At the forefront of this surge in supply are sizable offshore deals from prominent financial institutions. Morgan Stanley emerged with a multi-tranche issuance amounting to EUR 5 billion, while JPMorgan followed suit with a EUR 2 billion issuance, structured as a 10-year with a 9-year non-call period (10NC9). These transactions represent the largest offshore deals of the day, reflecting a robust appetite for euro-denominated debt among North American issuers.
Adding to the mix are other notable issuers such as the Province of Quebec and HSBC, further amplifying the volume of EUR supply in the market. This flurry of activity underscores a strategic push by North American names to tap into the eurozone’s debt market, possibly seeking to capitalize on the prevailing interest rate differentials or to diversify their investor base.
The influx of EUR supply has had a tangible impact on the EURUSD cross currency basis, a key metric that measures the cost of swapping EUR into USD without exchange rate risk. Specifically, the basis for 10-year swaps has narrowed by 0.625 basis points (bp), indicating a relative increase in the cost of converting euros to dollars. This movement suggests a tightening in liquidity for euro funding, as the market absorbs the new issuance.
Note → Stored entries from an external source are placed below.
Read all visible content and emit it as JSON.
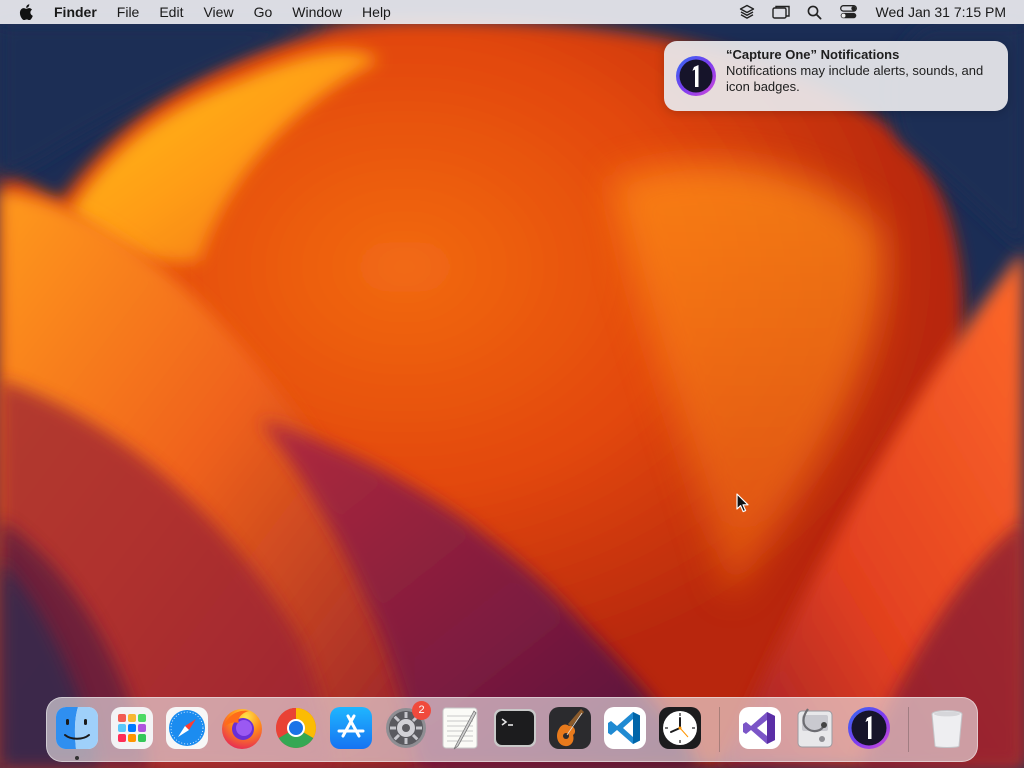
{
  "menubar": {
    "app_name": "Finder",
    "items": [
      {
        "label": "File"
      },
      {
        "label": "Edit"
      },
      {
        "label": "View"
      },
      {
        "label": "Go"
      },
      {
        "label": "Window"
      },
      {
        "label": "Help"
      }
    ],
    "status_icons": [
      "layers-icon",
      "screen-mirroring-icon",
      "spotlight-search-icon",
      "control-center-icon"
    ],
    "clock": "Wed Jan 31  7:15 PM"
  },
  "notification": {
    "title": "“Capture One” Notifications",
    "body": "Notifications may include alerts, sounds, and icon badges.",
    "icon": "capture-one-icon"
  },
  "dock": {
    "apps": [
      {
        "name": "Finder",
        "icon": "finder-icon",
        "running": true
      },
      {
        "name": "Launchpad",
        "icon": "launchpad-icon",
        "running": false
      },
      {
        "name": "Safari",
        "icon": "safari-icon",
        "running": false
      },
      {
        "name": "Firefox",
        "icon": "firefox-icon",
        "running": false
      },
      {
        "name": "Google Chrome",
        "icon": "chrome-icon",
        "running": false
      },
      {
        "name": "App Store",
        "icon": "app-store-icon",
        "running": false
      },
      {
        "name": "System Settings",
        "icon": "system-settings-icon",
        "running": false,
        "badge": "2"
      },
      {
        "name": "TextEdit",
        "icon": "textedit-icon",
        "running": false
      },
      {
        "name": "Terminal",
        "icon": "terminal-icon",
        "running": false
      },
      {
        "name": "GarageBand",
        "icon": "garageband-icon",
        "running": false
      },
      {
        "name": "Visual Studio Code",
        "icon": "vscode-icon",
        "running": false
      },
      {
        "name": "Clock",
        "icon": "clock-icon",
        "running": false
      },
      {
        "name": "Visual Studio",
        "icon": "visual-studio-icon",
        "running": false
      },
      {
        "name": "Disk Utility",
        "icon": "disk-utility-icon",
        "running": false
      },
      {
        "name": "Capture One",
        "icon": "capture-one-icon",
        "running": false
      },
      {
        "name": "Trash",
        "icon": "trash-icon",
        "running": false
      }
    ]
  }
}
Moreover, the dynamics of the day’s trading have revealed a continued interest to sell at these levels, hinting at a bearish sentiment among investors towards the EURUSD cross currency basis. However, it wasn’t entirely one-sided; there has been a notable interest from “fast money” – or speculative investors – in unwinding received positions, possibly taking advantage of the basis movement for quick gains.
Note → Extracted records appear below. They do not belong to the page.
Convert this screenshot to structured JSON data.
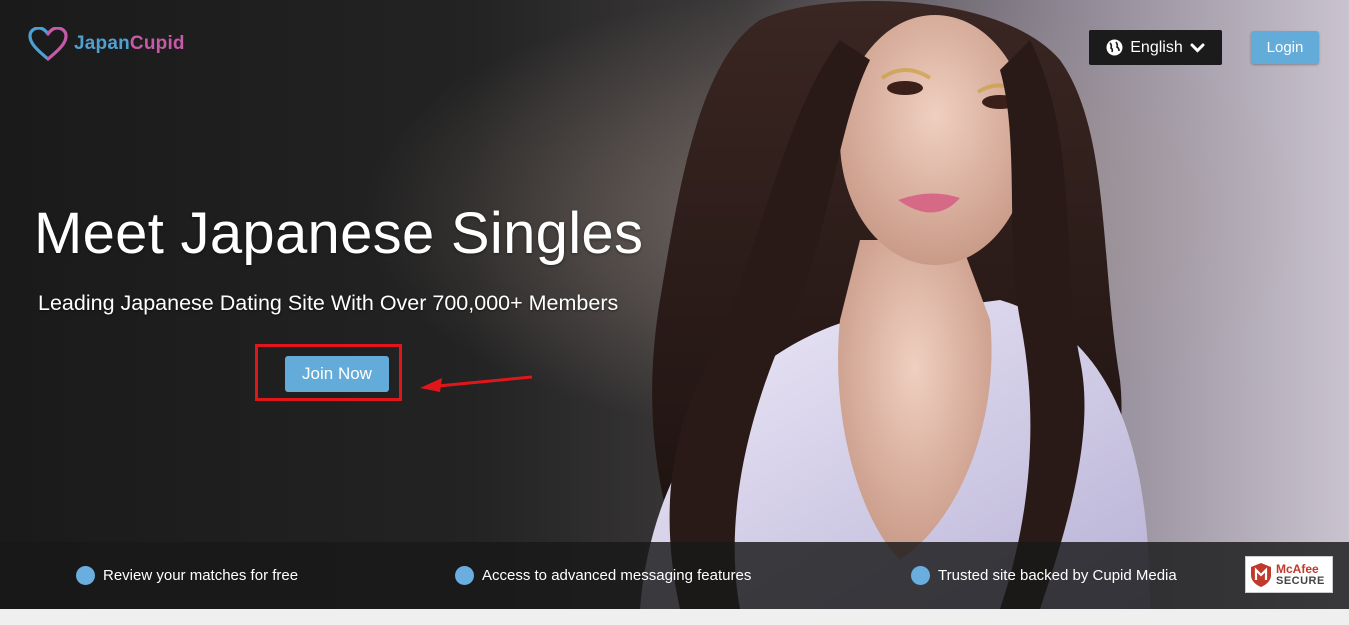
{
  "brand": {
    "name_part1": "Japan",
    "name_part2": "Cupid",
    "logo_icon": "heart-logo-icon"
  },
  "header": {
    "language_label": "English",
    "language_icon": "globe-icon",
    "dropdown_icon": "chevron-down-icon",
    "login_label": "Login"
  },
  "hero": {
    "headline": "Meet Japanese Singles",
    "subline": "Leading Japanese Dating Site With Over 700,000+ Members",
    "join_label": "Join Now"
  },
  "features": [
    {
      "label": "Review your matches for free"
    },
    {
      "label": "Access to advanced messaging features"
    },
    {
      "label": "Trusted site backed by Cupid Media"
    }
  ],
  "badge": {
    "line1": "McAfee",
    "line2": "SECURE"
  },
  "colors": {
    "accent": "#63abd8",
    "highlight": "#e0161b",
    "logo_blue": "#4f9fd1",
    "logo_pink": "#c65aa8"
  }
}
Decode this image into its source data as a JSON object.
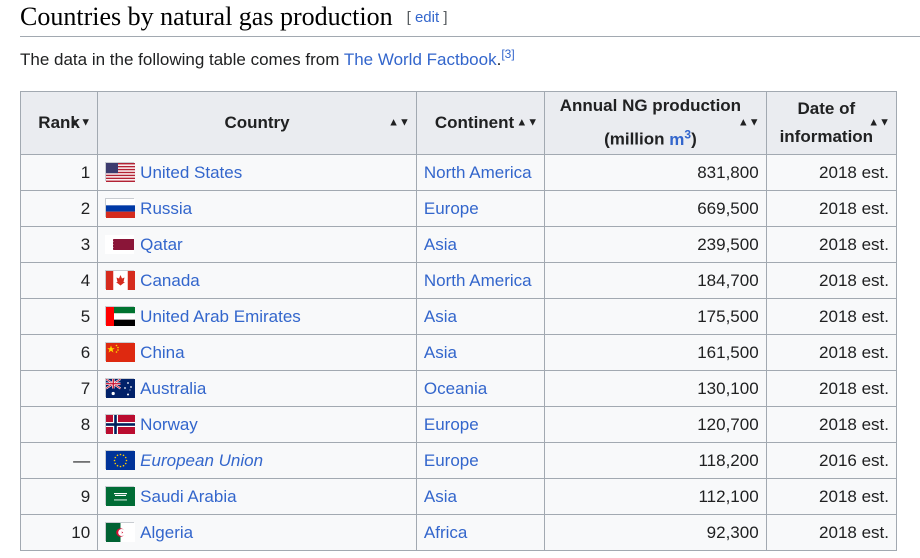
{
  "section": {
    "title": "Countries by natural gas production",
    "edit_open": "[",
    "edit_label": "edit",
    "edit_close": "]"
  },
  "intro": {
    "text": "The data in the following table comes from ",
    "link": "The World Factbook",
    "end": ".",
    "ref": "[3]"
  },
  "table": {
    "headers": {
      "rank": "Rank",
      "country": "Country",
      "continent": "Continent",
      "ngprod_line1": "Annual NG production",
      "ngprod_line2_pre": "(million ",
      "ngprod_unit": "m",
      "ngprod_unit_sup": "3",
      "ngprod_line2_post": ")",
      "date_line1": "Date of",
      "date_line2": "information"
    },
    "sort_icon": "sort-arrows",
    "rows": [
      {
        "rank": "1",
        "flag": "flag-united-states",
        "country": "United States",
        "continent": "North America",
        "production": "831,800",
        "date": "2018 est."
      },
      {
        "rank": "2",
        "flag": "flag-russia",
        "country": "Russia",
        "continent": "Europe",
        "production": "669,500",
        "date": "2018 est."
      },
      {
        "rank": "3",
        "flag": "flag-qatar",
        "country": "Qatar",
        "continent": "Asia",
        "production": "239,500",
        "date": "2018 est."
      },
      {
        "rank": "4",
        "flag": "flag-canada",
        "country": "Canada",
        "continent": "North America",
        "production": "184,700",
        "date": "2018 est."
      },
      {
        "rank": "5",
        "flag": "flag-uae",
        "country": "United Arab Emirates",
        "continent": "Asia",
        "production": "175,500",
        "date": "2018 est."
      },
      {
        "rank": "6",
        "flag": "flag-china",
        "country": "China",
        "continent": "Asia",
        "production": "161,500",
        "date": "2018 est."
      },
      {
        "rank": "7",
        "flag": "flag-australia",
        "country": "Australia",
        "continent": "Oceania",
        "production": "130,100",
        "date": "2018 est."
      },
      {
        "rank": "8",
        "flag": "flag-norway",
        "country": "Norway",
        "continent": "Europe",
        "production": "120,700",
        "date": "2018 est."
      },
      {
        "rank": "—",
        "flag": "flag-european-union",
        "country": "European Union",
        "continent": "Europe",
        "production": "118,200",
        "date": "2016 est."
      },
      {
        "rank": "9",
        "flag": "flag-saudi-arabia",
        "country": "Saudi Arabia",
        "continent": "Asia",
        "production": "112,100",
        "date": "2018 est."
      },
      {
        "rank": "10",
        "flag": "flag-algeria",
        "country": "Algeria",
        "continent": "Africa",
        "production": "92,300",
        "date": "2018 est."
      }
    ]
  },
  "colors": {
    "link": "#3366cc",
    "header_bg": "#eaecf0",
    "cell_bg": "#f8f9fa",
    "border": "#a2a9b1"
  }
}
Adding another layer to the market’s complexity is Société Générale’s USD benchmark issuance, which may be exerting upward pressure on the EURUSD cross currency basis. This suggests that demand for USD assets remains strong, potentially limiting the downward movement in the basis.
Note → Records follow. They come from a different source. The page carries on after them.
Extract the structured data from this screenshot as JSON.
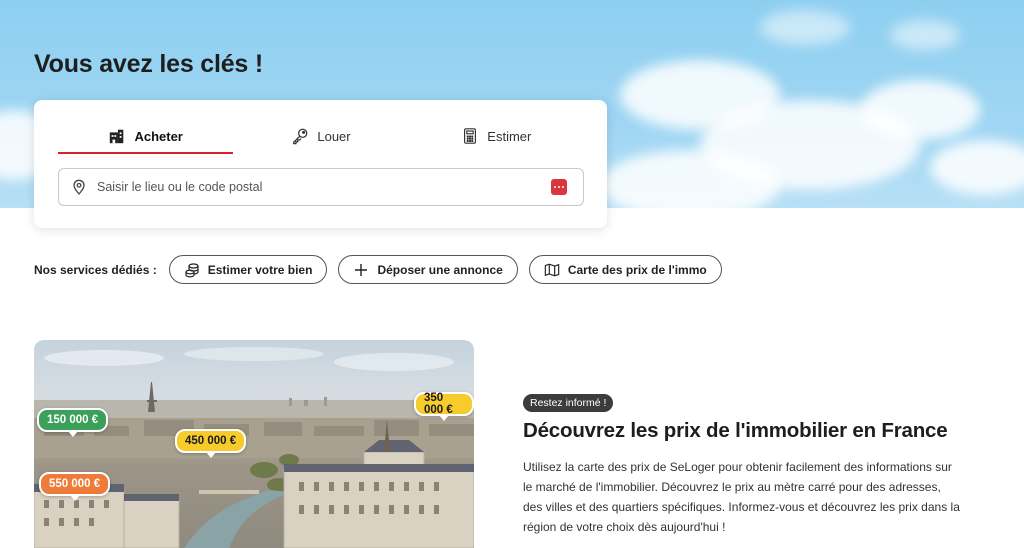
{
  "hero": {
    "title": "Vous avez les clés !"
  },
  "search": {
    "tabs": [
      {
        "label": "Acheter",
        "icon": "building-key-icon",
        "active": true
      },
      {
        "label": "Louer",
        "icon": "key-icon",
        "active": false
      },
      {
        "label": "Estimer",
        "icon": "calculator-icon",
        "active": false
      }
    ],
    "placeholder": "Saisir le lieu ou le code postal",
    "input_value": ""
  },
  "services": {
    "label": "Nos services dédiés :",
    "buttons": [
      {
        "label": "Estimer votre bien",
        "icon": "coins-icon"
      },
      {
        "label": "Déposer une annonce",
        "icon": "plus-icon"
      },
      {
        "label": "Carte des prix de l'immo",
        "icon": "map-icon"
      }
    ]
  },
  "photo": {
    "price_tags": [
      {
        "label": "150 000 €",
        "color": "green"
      },
      {
        "label": "450 000 €",
        "color": "yellow"
      },
      {
        "label": "350 000 €",
        "color": "yellow"
      },
      {
        "label": "550 000 €",
        "color": "orange"
      }
    ]
  },
  "info": {
    "badge": "Restez informé !",
    "title": "Découvrez les prix de l'immobilier en France",
    "text": "Utilisez la carte des prix de SeLoger pour obtenir facilement des informations sur le marché de l'immobilier. Découvrez le prix au mètre carré pour des adresses, des villes et des quartiers spécifiques. Informez-vous et découvrez les prix dans la région de votre choix dès aujourd'hui !"
  },
  "colors": {
    "accent_red": "#d4232b",
    "sky": "#9fd6f3",
    "tag_green": "#3aa05a",
    "tag_yellow": "#f6cc2d",
    "tag_orange": "#ee7b39"
  }
}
The recent widening in the EURUSD cross currency basis underscores the intricate interplay between supply and demand dynamics in the global bond markets. With a significant push from North American issuers into the euro-denominated debt space, the market is witnessing shifts that could have broader implications for currency and interest rate markets. As investors navigate this evolving landscape, understanding the drivers behind such movements will be crucial for making informed decisions. Whether this trend will persist hinges on various factors, including future issuance patterns and shifts in global economic indicators.